Caprice
1. Kammerkonzert: Musik für Streichinstrumente von Adolf Mišek, Niccolò Paganini, Georg Philipp Telemann, Ichirō Nodaïra, Peter I. Tschaikowsky, Benjamin J. Dale und Eugène Ysaÿe.
Alter Saal
Adolf Mišek: Trio – »Nach dem Geschmack eines Junggesellen«
Niccolò Paganini: »Moses-Fantasie«, bearbeitet für 2 Violoncelli
Georg Philipp Telemann: Concerto à 4, Nr. 1 TWV 40:201
Ichirō Nodaïra: »Ciacconna de Bach« Transformation pour quatre altos de »Partita No. 2 pour violon seul, BWV 1004« de J. S. Bach
Peter I. Tschaikowsky: »Nussknacker-Ouvertüre« »Allegro giusto«, Arrangement: Katrina Wreede
Benjamin J. Dale: »Introduction and Andante« op. 5 für 6 Violen
Eugène Ysaÿe: Sonate für 2 Violinen solo op. posth.
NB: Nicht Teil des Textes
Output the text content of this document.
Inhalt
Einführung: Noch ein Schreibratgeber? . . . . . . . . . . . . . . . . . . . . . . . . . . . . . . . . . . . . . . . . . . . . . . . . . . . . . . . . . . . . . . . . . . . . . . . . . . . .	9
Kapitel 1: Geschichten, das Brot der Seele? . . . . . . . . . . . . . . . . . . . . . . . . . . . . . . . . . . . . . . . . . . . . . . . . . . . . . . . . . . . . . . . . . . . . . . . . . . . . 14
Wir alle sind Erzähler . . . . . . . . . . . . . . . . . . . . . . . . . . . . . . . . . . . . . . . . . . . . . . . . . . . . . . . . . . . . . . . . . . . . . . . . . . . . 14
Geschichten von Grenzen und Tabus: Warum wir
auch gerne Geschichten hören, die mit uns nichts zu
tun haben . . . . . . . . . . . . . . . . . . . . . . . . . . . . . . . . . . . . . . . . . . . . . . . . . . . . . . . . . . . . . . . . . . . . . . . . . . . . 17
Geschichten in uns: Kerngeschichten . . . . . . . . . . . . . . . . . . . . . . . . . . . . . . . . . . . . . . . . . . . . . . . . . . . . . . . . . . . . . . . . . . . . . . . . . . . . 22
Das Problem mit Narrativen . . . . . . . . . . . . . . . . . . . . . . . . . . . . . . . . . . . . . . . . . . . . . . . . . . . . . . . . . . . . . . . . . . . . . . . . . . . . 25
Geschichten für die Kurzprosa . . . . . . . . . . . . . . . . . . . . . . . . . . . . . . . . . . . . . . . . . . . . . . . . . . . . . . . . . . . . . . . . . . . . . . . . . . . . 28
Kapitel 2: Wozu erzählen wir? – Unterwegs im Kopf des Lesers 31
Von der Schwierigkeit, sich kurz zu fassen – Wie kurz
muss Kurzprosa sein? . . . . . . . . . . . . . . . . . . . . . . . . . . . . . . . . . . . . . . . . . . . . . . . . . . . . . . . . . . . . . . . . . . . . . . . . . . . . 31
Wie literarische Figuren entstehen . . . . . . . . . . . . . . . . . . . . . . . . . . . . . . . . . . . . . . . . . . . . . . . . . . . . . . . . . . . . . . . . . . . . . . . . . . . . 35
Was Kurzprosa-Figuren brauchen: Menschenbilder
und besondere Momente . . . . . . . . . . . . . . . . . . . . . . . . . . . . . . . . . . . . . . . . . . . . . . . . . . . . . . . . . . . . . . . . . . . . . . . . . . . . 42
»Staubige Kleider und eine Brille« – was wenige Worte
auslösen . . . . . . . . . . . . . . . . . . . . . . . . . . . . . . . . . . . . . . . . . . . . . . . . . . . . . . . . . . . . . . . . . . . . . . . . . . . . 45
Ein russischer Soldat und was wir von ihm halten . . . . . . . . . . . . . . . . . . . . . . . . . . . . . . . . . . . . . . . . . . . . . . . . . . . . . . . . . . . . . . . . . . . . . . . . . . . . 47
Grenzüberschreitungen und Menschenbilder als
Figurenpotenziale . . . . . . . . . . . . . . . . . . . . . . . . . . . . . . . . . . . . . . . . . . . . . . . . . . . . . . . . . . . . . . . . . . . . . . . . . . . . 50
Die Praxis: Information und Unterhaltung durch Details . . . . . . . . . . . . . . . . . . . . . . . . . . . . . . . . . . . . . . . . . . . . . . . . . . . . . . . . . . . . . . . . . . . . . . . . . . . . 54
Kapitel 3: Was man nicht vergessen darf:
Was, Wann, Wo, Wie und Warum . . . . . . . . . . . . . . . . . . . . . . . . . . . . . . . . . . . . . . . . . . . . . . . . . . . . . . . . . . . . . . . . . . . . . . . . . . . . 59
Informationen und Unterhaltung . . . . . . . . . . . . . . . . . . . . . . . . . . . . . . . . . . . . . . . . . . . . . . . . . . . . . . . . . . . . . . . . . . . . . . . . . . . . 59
Beim 1. Kammerkonzert steht Musik für Streichinstrumente im Mittelpunkt.
Adolf Mišek: Trio
Der Musiker Adolf Mišek spielte Kontrabass in Wien und Prag. Er lebte von 1875 bis 1955. Sein Stück, das Trio »Nach dem Geschmack eines Junggesellen«, ist: Lustig und schwungvoll. Voller Volksliedklänge und guter Laune.
François Servais: Caprice
François Servais (1807–1866) war so gut auf dem Cello, dass er »Paganini des Cellos« genannt wurde. Er war wichtig für die Weiterentwicklung der Cello-Technik. Wie der berühmte Geiger Paganini schrieb er viele schwere Stücke für sein Instrument, um zu zeigen, was das Cello alles kann. Sein virtuoses »Caprice« ist ein Beispiel dafür.
Johann Sebastian Bach: Chaconne
Der Komponist Johannes Brahms fand Bachs »Chaconne« großartig. Er sagte: »Auf ein System für ein kleines Instrument schreibt der Mann eine ganze Welt von tiefsten Gedanken und gewaltigsten Empfindungen«.
Eugène Ysaÿe: Sonate für zwei Violinen solo
Der Komponist Eugène Ysaÿe hat seine Sonate für zwei Geigen der Königin Elisabeth von Belgien gewidmet. Sie war eine Schülerin von ihm. Die Königin hat mit ihm zusammen musiziert und den berühmten Musikwettbewerb »Concours Reine Elisabeth« in Brüssel gegründet. Dieser Wettbewerb gehört heute zu den wichtigsten Musikwettbewerben der Welt.